Gallery in the Round, Makhanda
27.06 – 07.0.2019
Commissioned by the National Arts Festival, Berni Searle created a four-screen multi-channel video installation, A Place in the Sun, which cooperated perfectly with the four wall compartments of the rotunda-shaped Gallery in the Round in the basement of the 1820 Settlers Monument. With the shifting of lights, the video symbolically indicates a full day at a drained swimming pool, from morning to sunset until the whole scene turns into ashes and darkness.
Berni Searle, A Place in the Sun, 2019. 4 channel HD video projection, 9 min 53 sec.
Image: Lifang Zhang
A Place in the Sun begins with a scene of a pool with unseen birds chirping and children whispering in the background. A few people occasionally walk in and out in this space surrounded by crumbling walls. This video was shot at a decommissioned swimming pool in the Maitland district of Cape Town. The background music and sounds were also recorded in the area. Maitland – where this pool is situated – is inhabited by different communities of South Africa, as well as many foreign nationals. Like District Six before the forced removals of the 1960s, it is an area where people live together, embracing their diversity.
The pool is a site of memory. People who have lived in the area for many years still have nostalgic reminiscences of a place they used for recreational purposes, now in ruins. In A Place in the Sun, the artist, who is also included in the scene (as in most of her other videos) walks to and lies on the bed in the middle of the pool. Children frolic sounds fade in, like her dream. When a handful of people sit on the auditorium seats staring at different directions randomly, the noise gets stronger and seems like the echo of their common memory or imagination of this urban space. But the visual scene is inanimate. This contrast between the reality and the imagination creates the air of nostalgia for a failed possibility, or an unrealized future.

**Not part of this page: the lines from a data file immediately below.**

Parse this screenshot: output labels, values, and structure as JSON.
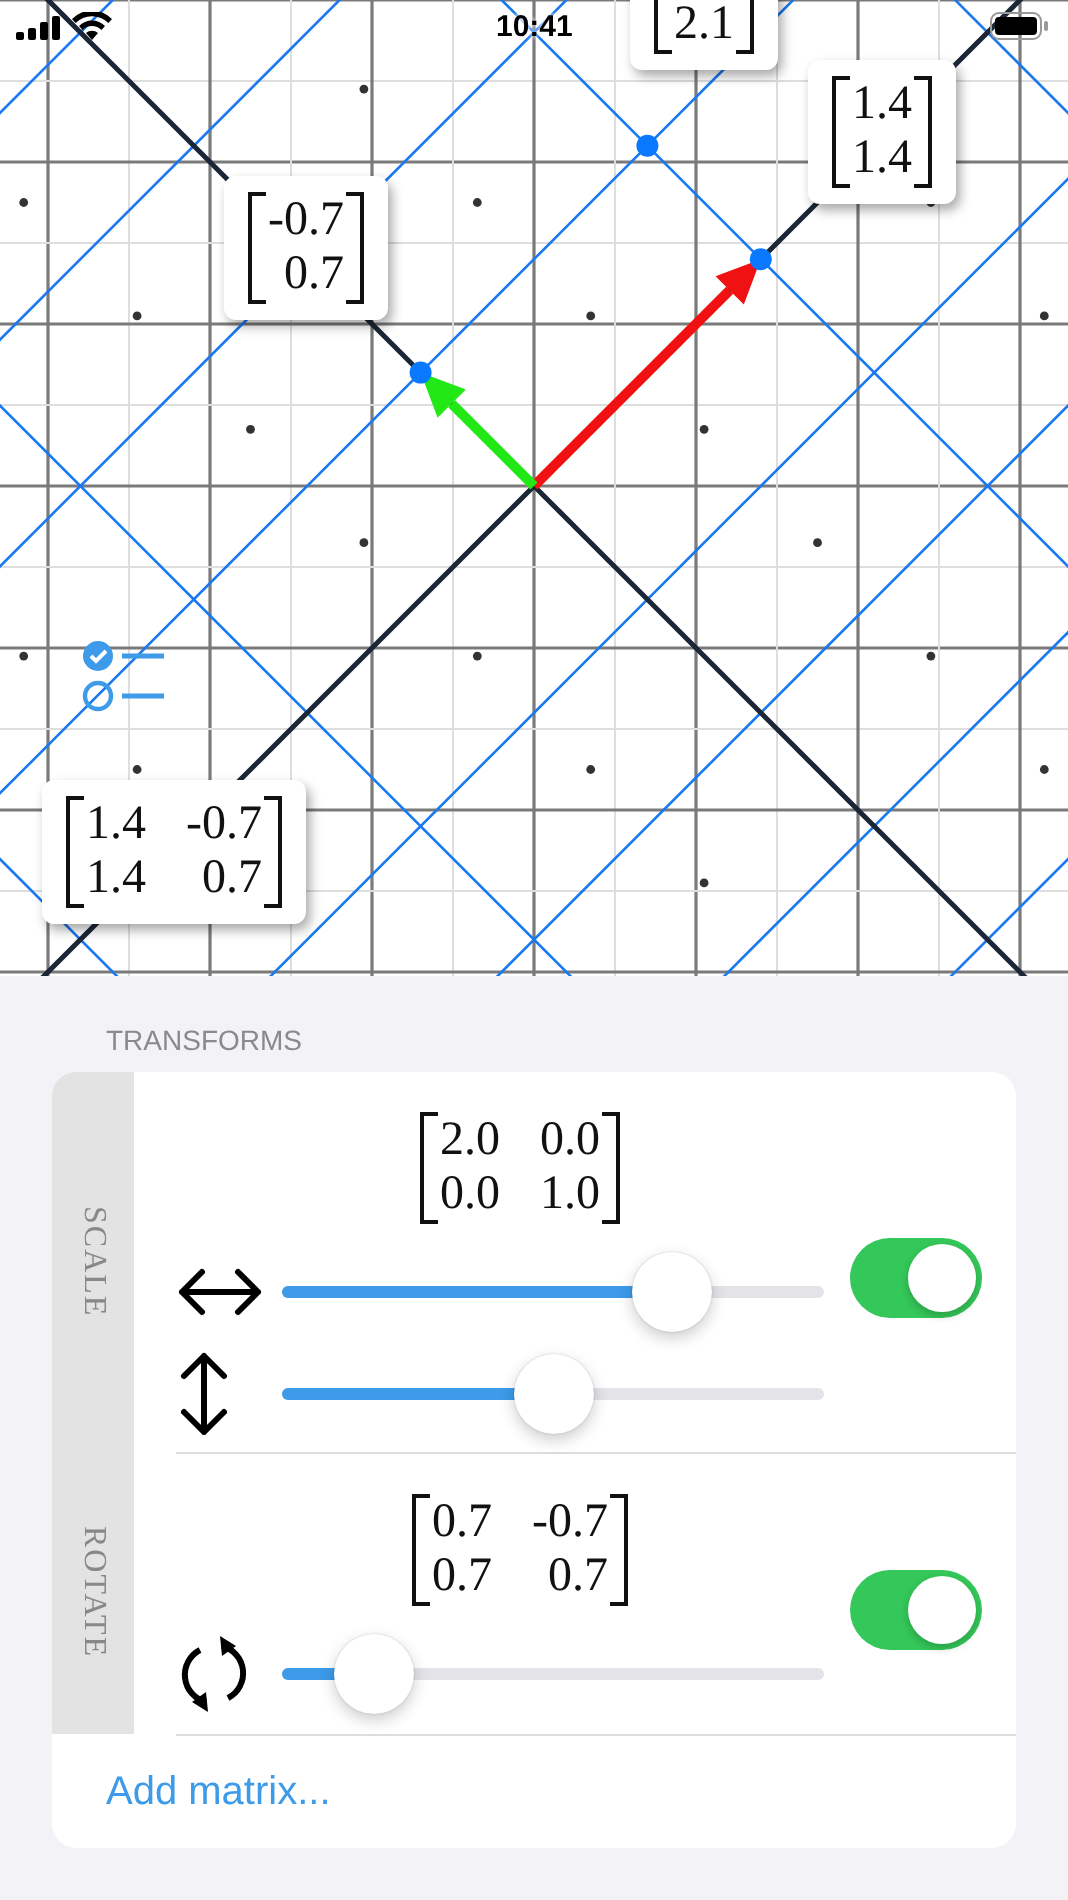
{
  "status_bar": {
    "time": "10:41"
  },
  "canvas": {
    "labels": [
      {
        "cells": [
          [
            "2.1"
          ]
        ]
      },
      {
        "cells": [
          [
            "1.4"
          ],
          [
            "1.4"
          ]
        ]
      },
      {
        "cells": [
          [
            "-0.7"
          ],
          [
            "0.7"
          ]
        ]
      },
      {
        "cells": [
          [
            "1.4",
            "-0.7"
          ],
          [
            "1.4",
            "0.7"
          ]
        ]
      }
    ]
  },
  "transforms": {
    "header": "TRANSFORMS",
    "sections": [
      {
        "name": "SCALE",
        "matrix": [
          [
            "2.0",
            "0.0"
          ],
          [
            "0.0",
            "1.0"
          ]
        ],
        "enabled": true,
        "sliders": [
          {
            "kind": "horizontal",
            "level": 0.72
          },
          {
            "kind": "vertical",
            "level": 0.5
          }
        ]
      },
      {
        "name": "ROTATE",
        "matrix": [
          [
            "0.7",
            "-0.7"
          ],
          [
            "0.7",
            "0.7"
          ]
        ],
        "enabled": true,
        "sliders": [
          {
            "kind": "rotate",
            "level": 0.17
          }
        ]
      }
    ],
    "add_button": "Add matrix..."
  }
}
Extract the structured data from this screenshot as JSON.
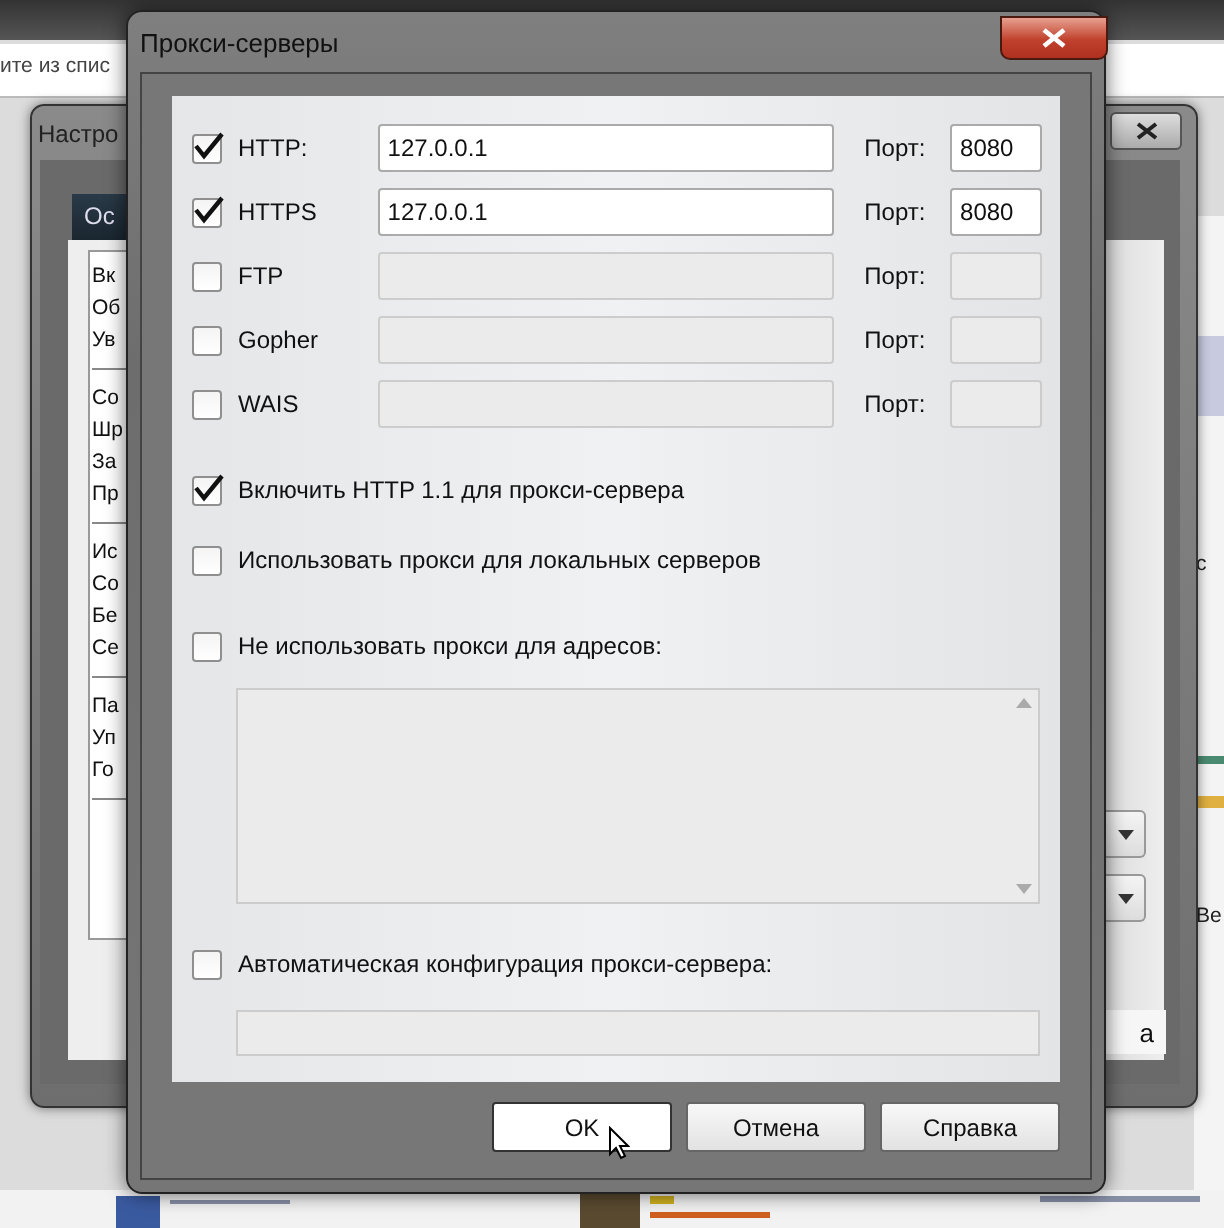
{
  "background": {
    "address_text": "ите из спис",
    "edge_texts": [
      {
        "text": "с"
      },
      {
        "text": "Ве"
      }
    ]
  },
  "settings_window": {
    "title": "Настро",
    "tab": "Ос",
    "list_groups": [
      [
        "Вк",
        "Об",
        "Ув"
      ],
      [
        "Со",
        "Шр",
        "За",
        "Пр"
      ],
      [
        "Ис",
        "Со",
        "Бе",
        "Се"
      ],
      [
        "Па",
        "Уп",
        "Го"
      ]
    ],
    "button": "а"
  },
  "dialog": {
    "title": "Прокси-серверы",
    "protocols": [
      {
        "label": "HTTP:",
        "checked": true,
        "address": "127.0.0.1",
        "port_label": "Порт:",
        "port": "8080"
      },
      {
        "label": "HTTPS",
        "checked": true,
        "address": "127.0.0.1",
        "port_label": "Порт:",
        "port": "8080"
      },
      {
        "label": "FTP",
        "checked": false,
        "port_label": "Порт:"
      },
      {
        "label": "Gopher",
        "checked": false,
        "port_label": "Порт:"
      },
      {
        "label": "WAIS",
        "checked": false,
        "port_label": "Порт:"
      }
    ],
    "options": [
      {
        "kind": "checkbox",
        "label": "Включить HTTP 1.1 для прокси-сервера",
        "checked": true
      },
      {
        "kind": "checkbox",
        "label": "Использовать прокси для локальных серверов",
        "checked": false
      },
      {
        "kind": "textarea",
        "label": "Не использовать прокси для адресов:",
        "checked": false
      },
      {
        "kind": "field",
        "label": "Автоматическая конфигурация прокси-сервера:",
        "checked": false
      }
    ],
    "buttons": [
      {
        "label": "OK",
        "selected": true
      },
      {
        "label": "Отмена",
        "selected": false
      },
      {
        "label": "Справка",
        "selected": false
      }
    ]
  }
}
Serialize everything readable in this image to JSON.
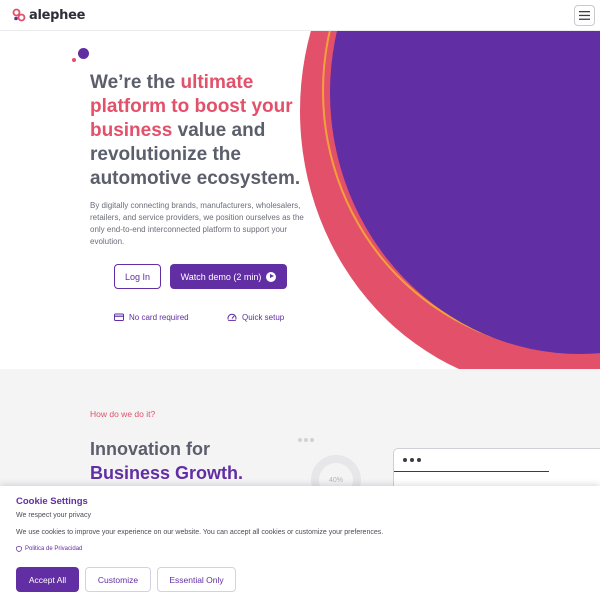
{
  "header": {
    "logo_text": "alephee"
  },
  "hero": {
    "title_before": "We’re the ",
    "title_highlight": "ultimate platform to boost your business",
    "title_after": " value and revolutionize the automotive ecosystem.",
    "description": "By digitally connecting brands, manufacturers, wholesalers, retailers, and service providers, we position ourselves as the only end-to-end interconnected platform to support your evolution.",
    "login_label": "Log In",
    "demo_label": "Watch demo (2 min)",
    "feature_no_card": "No card required",
    "feature_quick_setup": "Quick setup"
  },
  "section2": {
    "kicker": "How do we do it?",
    "title_line1": "Innovation for",
    "title_line2": "Business Growth.",
    "donut_label": "40%"
  },
  "cookie": {
    "title": "Cookie Settings",
    "subtitle": "We respect your privacy",
    "text": "We use cookies to improve your experience on our website. You can accept all cookies or customize your preferences.",
    "policy_link": "Politica de Privacidad",
    "accept_label": "Accept All",
    "customize_label": "Customize",
    "essential_label": "Essential Only"
  },
  "colors": {
    "brand_purple": "#612ea3",
    "brand_pink": "#e2506a",
    "accent_orange": "#f2a13a"
  },
  "icons": [
    "logo-mark-icon",
    "hamburger-menu-icon",
    "play-icon",
    "credit-card-icon",
    "speedometer-icon",
    "shield-icon"
  ]
}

Berni Searle, A Place in the Sun, 2019. 4 channel HD video projection, 9 min 53 sec.
Image: Lifang Zhang
While it is no longer performing its original function, the site has not really been abandoned completely, as one or two homeless people have found home in this place. Their presence in the space draws our attention to Cape Town’s chronic housing-shortage crisis. It is also a reflection of the prevailing difficult economic situation where some people have lost their houses or move out as they can no longer afford the high rentals. The beautiful graffiti on the walls is a sign that artists have been coming and going out of the space, living their marks.
However, the place now faces a threat of a different nature. Maitland lies along the ‘Voortrekker Road Corridor’, a development project the City of Cape Town has earmarked to transform the areas along the historic Voortrekker Road in the next ten years. Anyone who has been following developments around the gentrification of Woodstock can speculate on the disruptive power this project will have on the diverse communities of Maitland, Goodwood, Parow and Bellville. Most of them will be pushed out of their business premises, houses and schools as they will not afford the high costs in the transformed spaces.
The unseen individuals who reside at the pool will disappear along with the deserted site, staying unseen. Coincidentally, the seemingly peaceful daytime in A Place in the Sun soon breaks into night burning fire and ashes. As in many of Searle’s works, there is a structure of two parts with entirely different visual effects and narrative tones: day and night, a swaying swing and a burning tire, red flame on the land and the mist of smoke engulfing the navy-blue Table Mountain in the backdrop. The particularly wonderful scene is the transition moment when the pictures and sounds of both parts join and link each other, which is when the day turns dark and the artist lies on the bed again within insects chirping sound in A Place in the Sun. The solemn and peaceful church music begins and, when some branches appear on the bed, the sound of flying sparks fades in and turns into sound of burning fire, while the police or ambulance sirens also join. A huge flame blazes out and the blare of police sirens overwhelms the fading church song. It is a moment of both hope and fear, peace and violence, full of contradiction and spurting power.
Berni Searle, A Place in the Sun, 2019. 4 channel HD video projection, 9 min 53 sec.
Image: Lifang Zhang
What will be left following that? What happens to the invisible individual(s) staying at the site? In the video, all turns into quietness and darkness. Ashes.
Searle pays constant attention to the social issues and movements in South Africa, such as xenophobia, access to housing, land and political protests. Her work is not reducible to simple poignant condemning. Rather, through her visual language, ripe with symbolism and narrativity, she creates the entanglement of poetic and violent imagery which captures the contradictions and complexities of South Africa.